Is AI washing helpful for digital healthcare?

It has been fashionable for the past several years to invoke the term “artificial intelligence” as a ritual bath for the use of IT in healthcare. And while a level of hype can be taken with a pinch of salt in advanced economies like those of the UK, the US, and China, should we not be more alert to it when it suffuses digital healthcare in less developed countries?

Even in the UK – probably not so different to other European countries or North America – conventional data analytics seems to be of more use than much-vaunted AI systems.

This is borne out by a recent report from the Centre for Data Ethics and Innovation. To gauge how the public has been reacting to the use of digital technology during the Covid-19 pandemic, the CDEI – which is a UK government advisory body on the responsible use of AI and data technology – commissioned a survey of around 12,000 people between June and December 2020.

They also have been collecting, from March 2020, examples of where “data-driven technology, which encompasses artificial intelligence, traditional algorithmic systems, and tools and techniques from the discipline of data science” has been used to combat the Covid-19 pandemic”. They found: “artificial intelligence did not play the outsized role many thought it would in relief efforts. Instead, it has been conventional data analysis, underpinned by new data sharing agreements, that appear to have made the biggest difference to the work of health services and public authorities”.

The CDEI report reminded me of a UN “AI for Good” roundtable I sat in on earlier this year, organized by the ITU, which is a United Nations agency for telecoms and ICT [Information and Communications Technology].

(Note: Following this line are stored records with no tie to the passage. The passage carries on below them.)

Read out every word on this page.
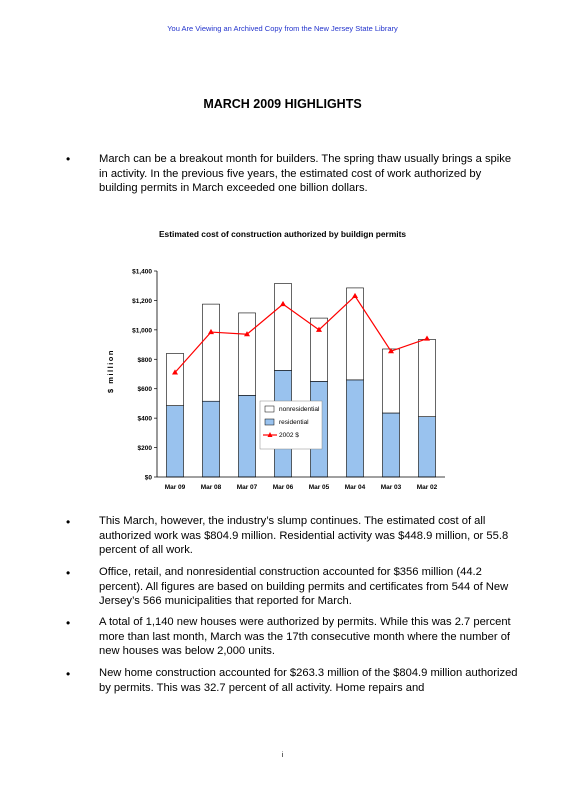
You Are Viewing an Archived Copy from the New Jersey State Library
MARCH 2009 HIGHLIGHTS
•	March can be a breakout month for builders. The spring thaw usually brings a spike in activity. In the previous five years, the estimated cost of work authorized by building permits in March exceeded one billion dollars.
Estimated cost of construction authorized by buildign permits
$ million
$0
$200
$400
$600
$800
$1,000
$1,200
$1,400
Mar 09 Mar 08 Mar 07 Mar 06 Mar 05 Mar 04 Mar 03 Mar 02
nonresidential
residential
2002 $
•	This March, however, the industry’s slump continues. The estimated cost of all authorized work was $804.9 million. Residential activity was $448.9 million, or 55.8 percent of all work.
•	Office, retail, and nonresidential construction accounted for $356 million (44.2 percent). All figures are based on building permits and certificates from 544 of New Jersey’s 566 municipalities that reported for March.
•	A total of 1,140 new houses were authorized by permits. While this was 2.7 percent more than last month, March was the 17th consecutive month where the number of new houses was below 2,000 units.
•	New home construction accounted for $263.3 million of the $804.9 million authorized by permits. This was 32.7 percent of all activity. Home repairs and
i
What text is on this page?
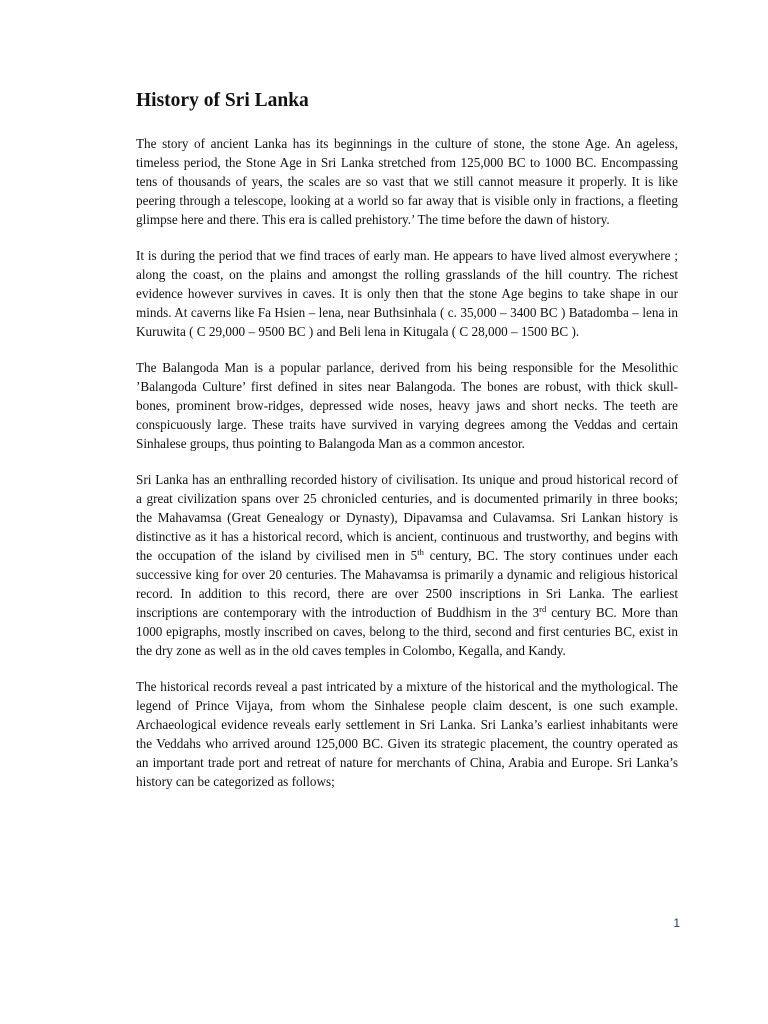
History of Sri Lanka

The story of ancient Lanka has its beginnings in the culture of stone, the stone Age. An ageless, timeless period, the Stone Age in Sri Lanka stretched from 125,000 BC to 1000 BC. Encompassing tens of thousands of years, the scales are so vast that we still cannot measure it properly. It is like peering through a telescope, looking at a world so far away that is visible only in fractions, a fleeting glimpse here and there. This era is called prehistory.’ The time before the dawn of history.

It is during the period that we find traces of early man. He appears to have lived almost everywhere ; along the coast, on the plains and amongst the rolling grasslands of the hill country. The richest evidence however survives in caves. It is only then that the stone Age begins to take shape in our minds. At caverns like Fa Hsien – lena, near Buthsinhala ( c. 35,000 – 3400 BC ) Batadomba – lena in Kuruwita ( C 29,000 – 9500 BC ) and Beli lena in Kitugala ( C 28,000 – 1500 BC ).

The Balangoda Man is a popular parlance, derived from his being responsible for the Mesolithic ’Balangoda Culture’ first defined in sites near Balangoda. The bones are robust, with thick skull-bones, prominent brow-ridges, depressed wide noses, heavy jaws and short necks. The teeth are conspicuously large. These traits have survived in varying degrees among the Veddas and certain Sinhalese groups, thus pointing to Balangoda Man as a common ancestor.

Sri Lanka has an enthralling recorded history of civilisation. Its unique and proud historical record of a great civilization spans over 25 chronicled centuries, and is documented primarily in three books; the Mahavamsa (Great Genealogy or Dynasty), Dipavamsa and Culavamsa. Sri Lankan history is distinctive as it has a historical record, which is ancient, continuous and trustworthy, and begins with the occupation of the island by civilised men in 5th century, BC. The story continues under each successive king for over 20 centuries. The Mahavamsa is primarily a dynamic and religious historical record. In addition to this record, there are over 2500 inscriptions in Sri Lanka. The earliest inscriptions are contemporary with the introduction of Buddhism in the 3rd century BC. More than 1000 epigraphs, mostly inscribed on caves, belong to the third, second and first centuries BC, exist in the dry zone as well as in the old caves temples in Colombo, Kegalla, and Kandy.

The historical records reveal a past intricated by a mixture of the historical and the mythological. The legend of Prince Vijaya, from whom the Sinhalese people claim descent, is one such example. Archaeological evidence reveals early settlement in Sri Lanka. Sri Lanka’s earliest inhabitants were the Veddahs who arrived around 125,000 BC. Given its strategic placement, the country operated as an important trade port and retreat of nature for merchants of China, Arabia and Europe. Sri Lanka’s history can be categorized as follows;

1
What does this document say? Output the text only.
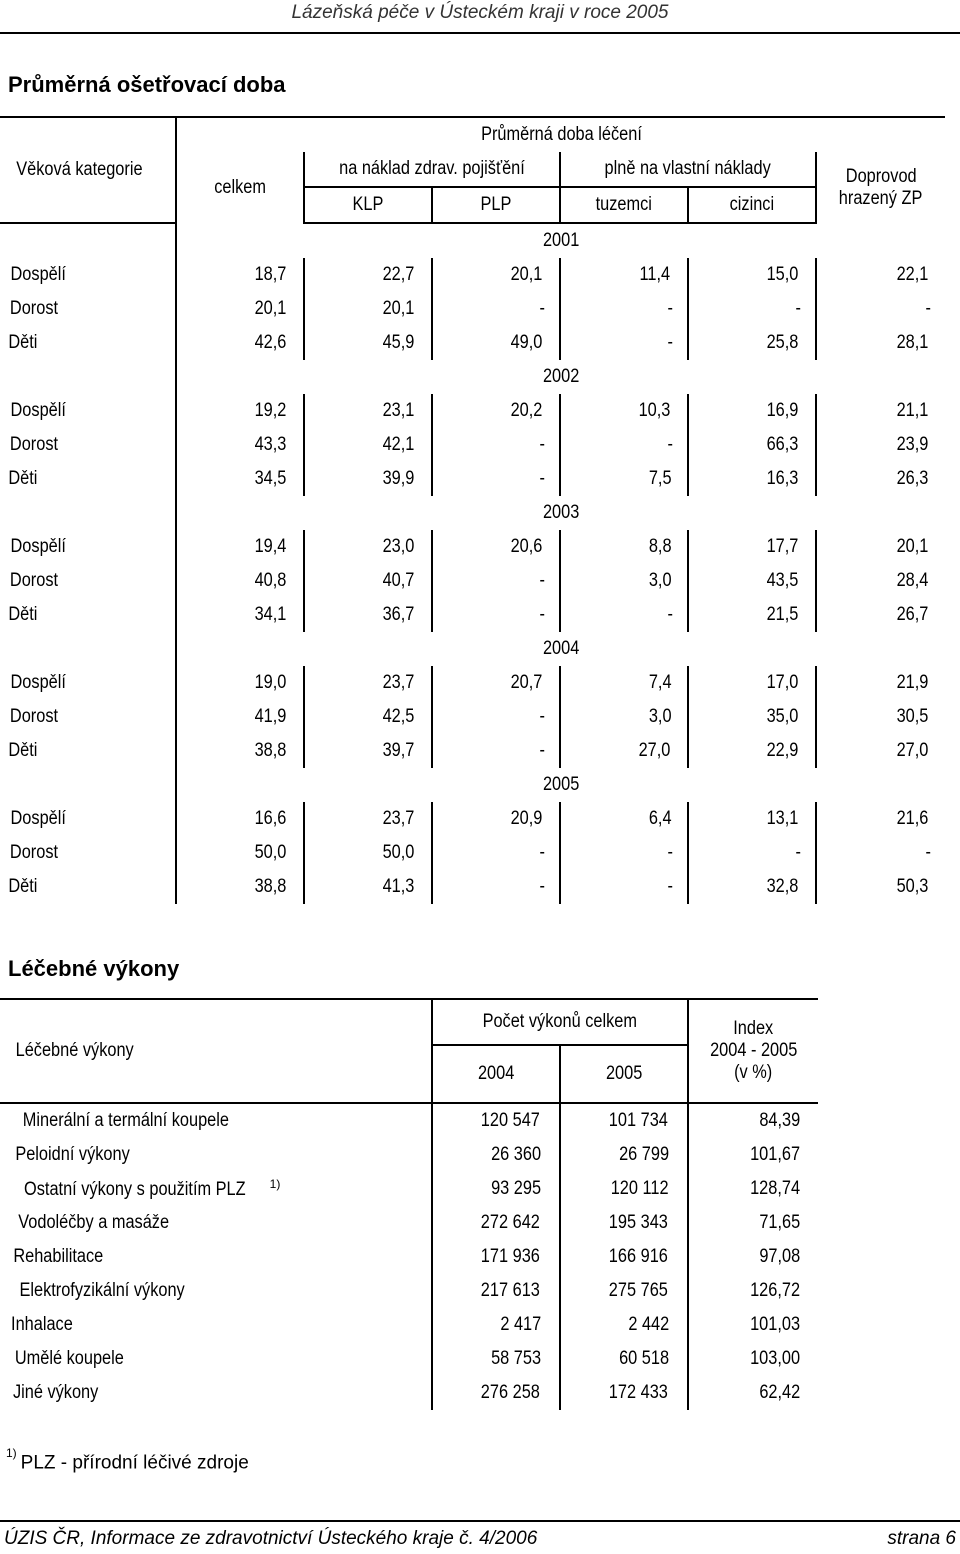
Lázeňská péče v Ústeckém kraji v roce 2005
Průměrná ošetřovací doba
	Průměrná doba léčení					
Věková kategorie	celkem	na náklad zdrav. pojišťění		plně na vlastní náklady		Doprovod
hrazený ZP
		KLP	PLP	tuzemci	cizinci	
	2001					
Dospělí	18,7	22,7	20,1	11,4	15,0	22,1
Dorost	20,1	20,1	-	-	-	-
Děti	42,6	45,9	49,0	-	25,8	28,1
	2002					
Dospělí	19,2	23,1	20,2	10,3	16,9	21,1
Dorost	43,3	42,1	-	-	66,3	23,9
Děti	34,5	39,9	-	7,5	16,3	26,3
	2003					
Dospělí	19,4	23,0	20,6	8,8	17,7	20,1
Dorost	40,8	40,7	-	3,0	43,5	28,4
Děti	34,1	36,7	-	-	21,5	26,7
	2004					
Dospělí	19,0	23,7	20,7	7,4	17,0	21,9
Dorost	41,9	42,5	-	3,0	35,0	30,5
Děti	38,8	39,7	-	27,0	22,9	27,0
	2005					
Dospělí	16,6	23,7	20,9	6,4	13,1	21,6
Dorost	50,0	50,0	-	-	-	-
Děti	38,8	41,3	-	-	32,8	50,3
Léčebné výkony
Léčebné výkony	Počet výkonů celkem		Index
2004 - 2005
(v %)
	2004	2005	
Minerální a termální koupele	120 547	101 734	84,39
Peloidní výkony	26 360	26 799	101,67
Ostatní výkony s použitím PLZ $^{1)}$	93 295	120 112	128,74
Vodoléčby a masáže	272 642	195 343	71,65
Rehabilitace	171 936	166 916	97,08
Elektrofyzikální výkony	217 613	275 765	126,72
Inhalace	2 417	2 442	101,03
Umělé koupele	58 753	60 518	103,00
Jiné výkony	276 258	172 433	62,42
$^{1)}$ PLZ - přírodní léčivé zdroje
ÚZIS ČR, Informace ze zdravotnictví Ústeckého kraje č. 4/2006	strana 6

There is an excellent account of the content of that roundtable on the ITU site, so I won’t try to replicate that here.

I asked the roundtable speakers what they thought the value of the term AI in healthcare is, especially in relation to the Covid-19 pandemic. Are there not dangers in over-inflating the term? Ought it not to be reined in? What is the value in describing straightforward and hugely important IT programmes in healthcare as AI? These were two of their responses.

  • Ursula Jasper, Governance & Policy Lead, Fondation Botnar: “There is a certain hype and an overuse or inflation of the term. This is not unusual – it’s the same with globalization. Once the dust settles people will become more critical and see subtle and positive and negative aspects. We do need to be careful not to overuse the term, but AI and digital are here to stay, so the point is to develop a more nuanced understanding, not to get rid of it”.
  • Reinhard Scholl, Deputy Director of ITU’s Telecommunication Standardization Bureau (TSB): “There are hypes. Last week it was the internet of things, and yesterday it was smart cities and today it is AI. But I still think AI is going to stick around. It is going to be the defining technology of the future. There are lots of examples of its impact. Just a few weeks ago DeepMind was able to make huge progress on the protein folding problem, to predict the dimensional structure for protein from the amino sequence. Or if you look at recommendation algorithms, which can be good or bad. AI will stay with us forever. The hope for artificial general intelligence means you have to be prepared if it does come. So, I see AI as different to other hype trends. It will be dominant”.

(The protein-folding problem is that of determining a protein’s 3D shape from its amino-acid sequence, and the significance of DeepMind’s work on the problem is discussed in this Nature article, which encapsulates it thus: “The ability to accurately predict protein structures from their amino-acid sequence would be a huge boon to life sciences and medicine. It would vastly accelerate efforts to understand the building blocks of cells and enable quicker and more advanced drug discovery”).

Nevertheless, the roundtable itself was, for me, notable for the enduring value of more “basic” IT, as in the work done in Korea to combat from the Covid-19 pandemic.

This is from the ITU article mentioned above:

“Park Soo Jun, Assistant Vice President at Korea’s Electronics and Telecommunications Research Institute, explained how digital technologies are helping Korea to fight the spread of COVID-19 with quicker screening and diagnoses.
“But it’s not the ultra-sophisticated AI that’s been the most relevant, Park pointed out. Simpler tech solutions such as smart quarantine systems, self-check health and self-protection quarantine apps and chatbots have been powerful tools in their response to the pandemic, he said. Jasper agrees that it’s ‘not about the fanciest AI’ and even simple ideas such as equipping community health workers with a mobile phone or tablet can improve clinical care.”

Now, maybe it doesn’t matter if mainstream, socially valuable IT implementations get badged as artificial intelligence.

However, what of the people who do the “conventional data analysis” referred to in the CDEI research? Is it not disrespectful of the work they do to cast it in the magical shadow of AI? Just a thought.